We assess how changing fuel prices affect vehicle purchase decisions for rental car companies and other fleet buyers in the United States and compare the results to retail vehicle purchases.
- Private companies and government agencies (i.e., “fleet” buyers) make up about 15–20 percent of all new vehicle demand in the United States.
- These fleet buyers play a significant role in the effectiveness of fuel consumption policies, but little is known about fleet demand for new vehicle fuel economy.
- We find that fleet purchases of larger, fuel-inefficient vehicles increase relative to smaller, fuel-efficient vehicles when gasoline prices fall.
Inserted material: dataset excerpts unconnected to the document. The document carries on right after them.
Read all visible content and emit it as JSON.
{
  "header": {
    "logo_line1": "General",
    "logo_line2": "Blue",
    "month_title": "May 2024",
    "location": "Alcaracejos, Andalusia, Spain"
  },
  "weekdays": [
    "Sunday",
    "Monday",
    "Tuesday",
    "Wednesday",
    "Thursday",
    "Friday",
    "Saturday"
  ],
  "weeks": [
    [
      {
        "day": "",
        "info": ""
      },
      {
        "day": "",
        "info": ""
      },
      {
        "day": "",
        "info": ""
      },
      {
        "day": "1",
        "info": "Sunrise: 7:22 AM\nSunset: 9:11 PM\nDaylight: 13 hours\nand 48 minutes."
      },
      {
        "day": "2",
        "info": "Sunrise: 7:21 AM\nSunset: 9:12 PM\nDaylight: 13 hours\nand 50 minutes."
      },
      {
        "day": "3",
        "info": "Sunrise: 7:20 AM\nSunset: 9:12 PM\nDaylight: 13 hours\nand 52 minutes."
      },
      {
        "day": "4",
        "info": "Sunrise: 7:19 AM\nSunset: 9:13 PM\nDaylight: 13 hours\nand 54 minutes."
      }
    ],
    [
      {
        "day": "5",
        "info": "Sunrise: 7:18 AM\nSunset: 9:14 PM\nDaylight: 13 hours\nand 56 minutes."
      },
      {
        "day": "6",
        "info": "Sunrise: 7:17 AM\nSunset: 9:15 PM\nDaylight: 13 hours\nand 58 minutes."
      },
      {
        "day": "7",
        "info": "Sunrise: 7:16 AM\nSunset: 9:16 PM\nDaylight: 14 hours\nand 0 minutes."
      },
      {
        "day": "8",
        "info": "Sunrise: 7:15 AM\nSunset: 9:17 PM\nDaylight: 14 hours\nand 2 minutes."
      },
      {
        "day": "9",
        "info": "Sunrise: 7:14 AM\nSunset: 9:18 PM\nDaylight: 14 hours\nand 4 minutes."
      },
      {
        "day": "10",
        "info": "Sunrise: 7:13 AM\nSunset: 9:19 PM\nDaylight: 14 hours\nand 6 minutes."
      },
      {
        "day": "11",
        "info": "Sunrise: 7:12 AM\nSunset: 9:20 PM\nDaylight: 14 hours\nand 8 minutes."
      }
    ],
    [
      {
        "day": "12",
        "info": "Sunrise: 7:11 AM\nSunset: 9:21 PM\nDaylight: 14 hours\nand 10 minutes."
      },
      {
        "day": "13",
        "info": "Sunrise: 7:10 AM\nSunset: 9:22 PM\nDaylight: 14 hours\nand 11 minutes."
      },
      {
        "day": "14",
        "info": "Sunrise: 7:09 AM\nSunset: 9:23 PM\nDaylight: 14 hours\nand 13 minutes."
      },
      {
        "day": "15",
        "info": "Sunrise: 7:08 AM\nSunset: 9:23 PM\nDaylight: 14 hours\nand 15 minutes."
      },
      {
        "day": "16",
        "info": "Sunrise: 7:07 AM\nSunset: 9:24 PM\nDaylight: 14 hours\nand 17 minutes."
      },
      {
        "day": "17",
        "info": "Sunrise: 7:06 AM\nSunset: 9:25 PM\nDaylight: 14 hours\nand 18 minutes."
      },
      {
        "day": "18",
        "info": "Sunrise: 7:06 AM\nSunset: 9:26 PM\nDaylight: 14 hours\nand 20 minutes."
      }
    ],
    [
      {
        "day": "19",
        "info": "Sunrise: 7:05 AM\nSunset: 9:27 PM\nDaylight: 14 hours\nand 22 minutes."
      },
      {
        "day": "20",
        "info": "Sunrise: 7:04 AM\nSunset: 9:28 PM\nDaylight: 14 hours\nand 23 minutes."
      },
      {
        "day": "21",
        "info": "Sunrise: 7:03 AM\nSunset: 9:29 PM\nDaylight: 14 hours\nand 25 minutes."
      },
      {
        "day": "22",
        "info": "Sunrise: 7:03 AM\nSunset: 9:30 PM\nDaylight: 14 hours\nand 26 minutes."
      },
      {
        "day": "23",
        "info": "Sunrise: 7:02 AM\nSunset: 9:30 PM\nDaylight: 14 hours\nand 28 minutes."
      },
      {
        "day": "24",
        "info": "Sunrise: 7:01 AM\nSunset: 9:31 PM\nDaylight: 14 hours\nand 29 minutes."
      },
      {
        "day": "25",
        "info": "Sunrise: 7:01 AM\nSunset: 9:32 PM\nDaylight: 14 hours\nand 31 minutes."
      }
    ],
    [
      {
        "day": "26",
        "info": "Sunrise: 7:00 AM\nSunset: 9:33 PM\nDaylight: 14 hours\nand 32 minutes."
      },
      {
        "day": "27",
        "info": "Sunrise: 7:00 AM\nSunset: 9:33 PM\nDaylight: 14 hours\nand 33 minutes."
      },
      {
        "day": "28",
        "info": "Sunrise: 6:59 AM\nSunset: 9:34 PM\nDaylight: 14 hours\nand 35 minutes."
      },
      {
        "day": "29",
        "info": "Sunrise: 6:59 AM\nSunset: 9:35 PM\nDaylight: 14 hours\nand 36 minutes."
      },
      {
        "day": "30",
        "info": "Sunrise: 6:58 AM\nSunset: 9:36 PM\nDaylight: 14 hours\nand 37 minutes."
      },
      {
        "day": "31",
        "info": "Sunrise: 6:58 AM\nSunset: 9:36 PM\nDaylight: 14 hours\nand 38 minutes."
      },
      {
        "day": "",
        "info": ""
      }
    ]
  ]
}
The response is similar to that of retail buyers.
- The response to fuel prices changes varies across types of fleet buyers: rental companies respond strongly to fuel price changes, whereas commercial and government buyers are unresponsive.
New vehicle purchases by private companies and government agencies, or “fleet” buyers, represent a significant percentage of overall new vehicle demand in the United States. Yet little is known about fleet demand for new vehicle fuel economy including how it responds to fuel price changes. In this paper, we examine economic reasons of why fleet managers might adjust vehicle purchases in response to fuel price changes. Using unique disaggregated data on fleet and household registrations of new vehicles from 2009 to 2016, we estimate how fleet demand for new vehicle fuel economy responds to fuel price changes. We find that fleet purchases of low fuel economy vehicles increase relative to high fuel economy vehicles when gasoline prices fall. Contrary to anecdotal evidence that fleet demand is unresponsive to fuel price changes, our finding is consistent with fleet buyers taking into account capitalization of fuel costs in the second-hand market. We compare the fleet demand response to household demand during the same period and find that, on average, household and fleet buyers respond to fuel prices changes in similar ways. This result justifies an assumption widely used in the vehicle demand literature and the fuel economy valuation literature. We also find, however, that the response to fuel price changes varies across the types of fleet buyers: rental companies respond strongly to fuel price changes, whereas commercial and government buyers are unresponsive.